Sometimes she was certain Karl was sitting in his chair. So they spent the evening like that, her reading, him just quiet. Sometimes she put a ball game on for him and he seemed to like that too. She was somewhere between everyday routine and ceremony. A ceremony for the letting-go of life. It was called mourning, but it was much more like the farm at night. Smell and sound were heightened, and other senses came into play. Texture, memory, scale. Mourning had its own intense, pungent intimacy.

A woman’s voice behind Jane said, ‘If she was painted she would be a Renoir.’

‘Without the dancing or the spring flowers,’ a man’s voice replied.

‘God, don’t you think she must be bored?’ the woman said.

Abramovi? was now sitting opposite a woman in a soft blue top. They were of an age and they looked into each other with an acute regard.

Then Jane heard the woman say, ‘Is it art, do you think, what she’s doing?’

‘How do you define art?’ the man asked.

Jane glanced back and saw the man and woman wore matching trench coats. And the woman was possibly his third wife. At least twenty years younger.

‘I don’t want to argue with you,’ the woman said.

‘But I’m not arguing,’ he said, in a Midwestern drawl. ‘What you have to understand is that art is irrelevant. If everything goes to crap, it won’t be art that saves us. Art won’t matter one iota. You can’t write your way alive, or paint your way out of death. Sitting is not art, no matter how long you do it for.’

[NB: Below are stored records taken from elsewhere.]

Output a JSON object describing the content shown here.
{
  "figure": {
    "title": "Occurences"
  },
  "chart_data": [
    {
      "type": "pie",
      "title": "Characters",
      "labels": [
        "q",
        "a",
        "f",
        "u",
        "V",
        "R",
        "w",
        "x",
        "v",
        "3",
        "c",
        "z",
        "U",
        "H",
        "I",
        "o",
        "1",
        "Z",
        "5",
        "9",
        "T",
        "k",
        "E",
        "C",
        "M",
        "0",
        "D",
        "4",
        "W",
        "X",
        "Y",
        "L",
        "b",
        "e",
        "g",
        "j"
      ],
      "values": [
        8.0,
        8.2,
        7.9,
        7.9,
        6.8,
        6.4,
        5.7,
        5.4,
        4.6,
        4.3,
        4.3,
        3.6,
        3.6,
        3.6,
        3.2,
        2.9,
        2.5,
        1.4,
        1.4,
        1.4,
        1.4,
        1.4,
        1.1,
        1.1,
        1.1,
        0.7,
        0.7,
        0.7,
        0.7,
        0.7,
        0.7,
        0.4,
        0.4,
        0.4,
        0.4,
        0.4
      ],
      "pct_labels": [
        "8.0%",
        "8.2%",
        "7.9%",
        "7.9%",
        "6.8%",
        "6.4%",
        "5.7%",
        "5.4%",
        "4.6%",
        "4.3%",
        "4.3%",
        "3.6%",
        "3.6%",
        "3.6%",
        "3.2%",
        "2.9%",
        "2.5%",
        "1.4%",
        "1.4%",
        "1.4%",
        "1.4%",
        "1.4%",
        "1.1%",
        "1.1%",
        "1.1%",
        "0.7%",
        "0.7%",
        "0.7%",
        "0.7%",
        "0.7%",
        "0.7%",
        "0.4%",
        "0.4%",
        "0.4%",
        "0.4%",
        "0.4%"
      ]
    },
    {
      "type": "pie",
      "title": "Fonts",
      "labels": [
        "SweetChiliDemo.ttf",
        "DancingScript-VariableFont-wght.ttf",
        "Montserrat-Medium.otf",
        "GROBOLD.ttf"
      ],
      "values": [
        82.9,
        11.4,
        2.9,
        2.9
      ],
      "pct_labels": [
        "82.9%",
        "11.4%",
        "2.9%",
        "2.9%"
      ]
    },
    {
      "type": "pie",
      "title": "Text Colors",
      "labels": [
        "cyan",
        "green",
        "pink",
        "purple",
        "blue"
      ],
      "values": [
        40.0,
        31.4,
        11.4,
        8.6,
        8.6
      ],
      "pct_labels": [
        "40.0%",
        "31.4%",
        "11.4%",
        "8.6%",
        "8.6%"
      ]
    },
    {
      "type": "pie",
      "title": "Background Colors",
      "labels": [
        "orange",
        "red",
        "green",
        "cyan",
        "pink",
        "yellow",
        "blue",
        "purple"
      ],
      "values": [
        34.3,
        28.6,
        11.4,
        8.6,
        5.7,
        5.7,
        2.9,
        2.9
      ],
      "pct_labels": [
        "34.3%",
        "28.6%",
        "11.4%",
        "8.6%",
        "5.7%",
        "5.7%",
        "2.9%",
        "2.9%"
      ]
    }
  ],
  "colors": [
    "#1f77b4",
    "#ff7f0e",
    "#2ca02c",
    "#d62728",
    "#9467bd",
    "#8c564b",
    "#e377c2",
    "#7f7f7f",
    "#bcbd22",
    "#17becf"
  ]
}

‘Then what is it?’ the woman asked as she continued gazing at the two people in the centre of the room.

‘It’s sitting,’ the man said. ‘Nothing changes that. Like running or eating.’

‘Maybe it’s meditation,’ the woman said.

The man chuckled. ‘Who wants to see a Bosnian meditate?’

‘Serbian.’

‘Still the last people in the world anyone should take advice from.’

‘But she’s an artist.’

‘Double whammy,’ the man said. ‘Serbian artist.’

‘She’s doing something, otherwise all these people, they wouldn’t stay.’

‘Yeah, and Warhol painted tins of soup and sold them for millions. Rothko painted big red squares. And someone put a shark in formaldehyde. You put anything in a frame, call it art, get enough publicity, and people will think it has to be important.’

‘People are stupid, right?’ the woman said.